- Marketing and Sales -

Where to Spend Your Industrial Marketing Budget

Cory Brown | blogging, digital marketing channels, earned media, owned media, paid media, PPC, Social Media, website creation | August 30, 2017

Whether you have a limited industrial marketing budget or are just getting started with your online marketing efforts and want to stay focused, where do you spend first? This is one of the most common questions manufacturers have when they are ready to invest in their digital presence. With so many channels and so much advice coming from so many directions, it’s difficult to know what will work best and how to spend wisely.
To help, we’re going to take a closer look at some of the areas in which your industrial marketing budget can be best used, and how you can track and respond to ROI over time.

Owned Media

To start, let’s look at the core of most online marketing campaigns: owned media that you will publish and maintain. This includes your website, a blog (if you publish one), and any downloadable resources.

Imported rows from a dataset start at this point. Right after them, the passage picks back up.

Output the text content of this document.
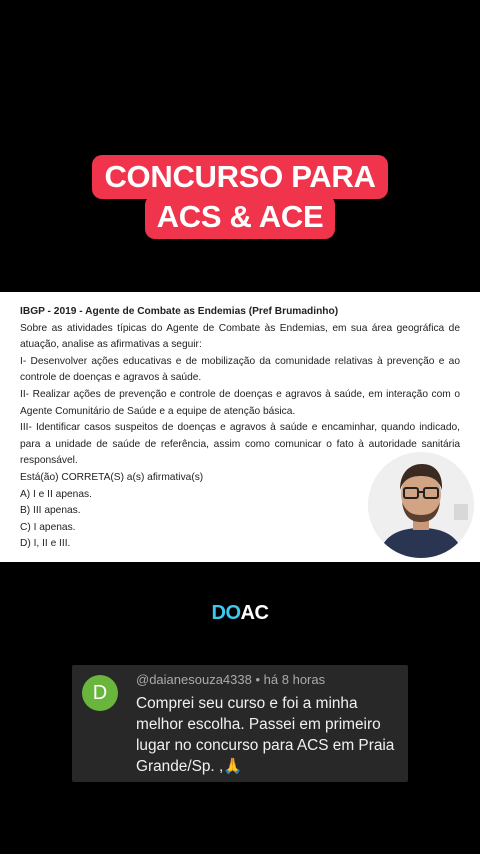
CONCURSO PARA
ACS & ACE

IBGP - 2019 - Agente de Combate as Endemias (Pref Brumadinho)

Sobre as atividades típicas do Agente de Combate às Endemias, em sua área geográfica de atuação, analise as afirmativas a seguir:

I- Desenvolver ações educativas e de mobilização da comunidade relativas à prevenção e ao controle de doenças e agravos à saúde.

II- Realizar ações de prevenção e controle de doenças e agravos à saúde, em interação com o Agente Comunitário de Saúde e a equipe de atenção básica.

III- Identificar casos suspeitos de doenças e agravos à saúde e encaminhar, quando indicado, para a unidade de saúde de referência, assim como comunicar o fato à autoridade sanitária responsável.

Está(ão) CORRETA(S) a(s) afirmativa(s)

A) I e II apenas.

B) III apenas.

C) I apenas.

D) I, II e III.

DOAC
D
@daianesouza4338 • há 8 horas
Comprei seu curso e foi a minha melhor escolha. Passei em primeiro lugar no concurso para ACS em Praia Grande/Sp. ,🙏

Why start here instead of with an advertising campaign? Because ads are only as effective as the website to which you direct people. If your website has nothing of interest for prospects, it doesn’t matter how big your ad budget is – people won’t stick around for long.

  • Your Website – Your website should be rich with information about your products, services, past projects, and differentiators. It should also be visually compelling.
  • Your Blog – A blog is a great way to publish relevant new content on a recurring basis. It offers value to visitors, an anchor that draws in traffic, and a useful conversion tool when properly targeted.
  • Downloadable Content – Downloadable content that targets your ideal prospects in procurement, engineering and management can improve your website’s conversion rate and generate new leads for your business.

Earned Media

Earned media is anything that you generate through outreach efforts and by leveraging the content you already own. This includes things like press release coverage, links to your blog, social media shares, and interviews.

Earned media frequently differs from owned and paid in that it focuses primarily on time investment – the more you spend in generating interest, the better your content and resources will perform.

  • Press and Outreach – Traditional press channels -- including industrial directories, industry-specific trade magazines and websites, and local news -- as well as blog and forum outreach for your owned content will all help generate new traffic to your website.
  • Social Media – Social media can be approached from multiple angles, and for industrial companies it’s best to focus on the channels that work best. LinkedIn and its groups and public facing broadcast platform, Twitter and the ability to directly engage with both large and small brands, and video channels like YouTube and Vimeo (if you can produce and publish video regularly) all are good outlets in which to invest time.
  • Engagement with Other Thought Leaders – Actively engaging with other bloggers, content producers, and executives in the industrial space can garner greater thought leadership, and help introduce your brand and content to new audiences. This includes guest blog posts, interviews, video clips, and coverage at trade shows.

Paid Media

The third and final pillar of a good marketing campaign is often the first and only one that manufacturers think of. Because of this, many are turned off quickly – seeing high costs, low returns, and small audiences.

But when used in conjunction with a high-quality website, frequently published content, and an active outreach and social campaign, paid media can drive substantial ROI for your business. This includes:

  • Google PPC – Paid ads in Google search related to the specific terms people are searching for can be highly effective in the industrial space if they are well researched, highly targeted, and carefully refined over time.
  • Social Ads – Paid ads on LinkedIn targeting specific job roles and companies can be quite effective when you have a very specific campaign to which you are driving this traffic.
  • Directories and Display Ads – Paid placement in directories like ThomasNet or GlobalSpec can work when the targeting is good and the categories not too competitive. Display ads on these and related sites more specific to your niche are also highly effective ways to generate traffic.

With a limited industrial marketing budget, the best thing you can do is ensure your website and any other online channels offer real value to the people who find them. Driving traffic without giving people something on which to focus almost guarantees a low return rate. But too much content and not enough traffic can be just as ineffective. Balanced investment, careful analysis of what works and what doesn’t, and ample availability of time from your team’s leaders will help drive greater results from your efforts across the board.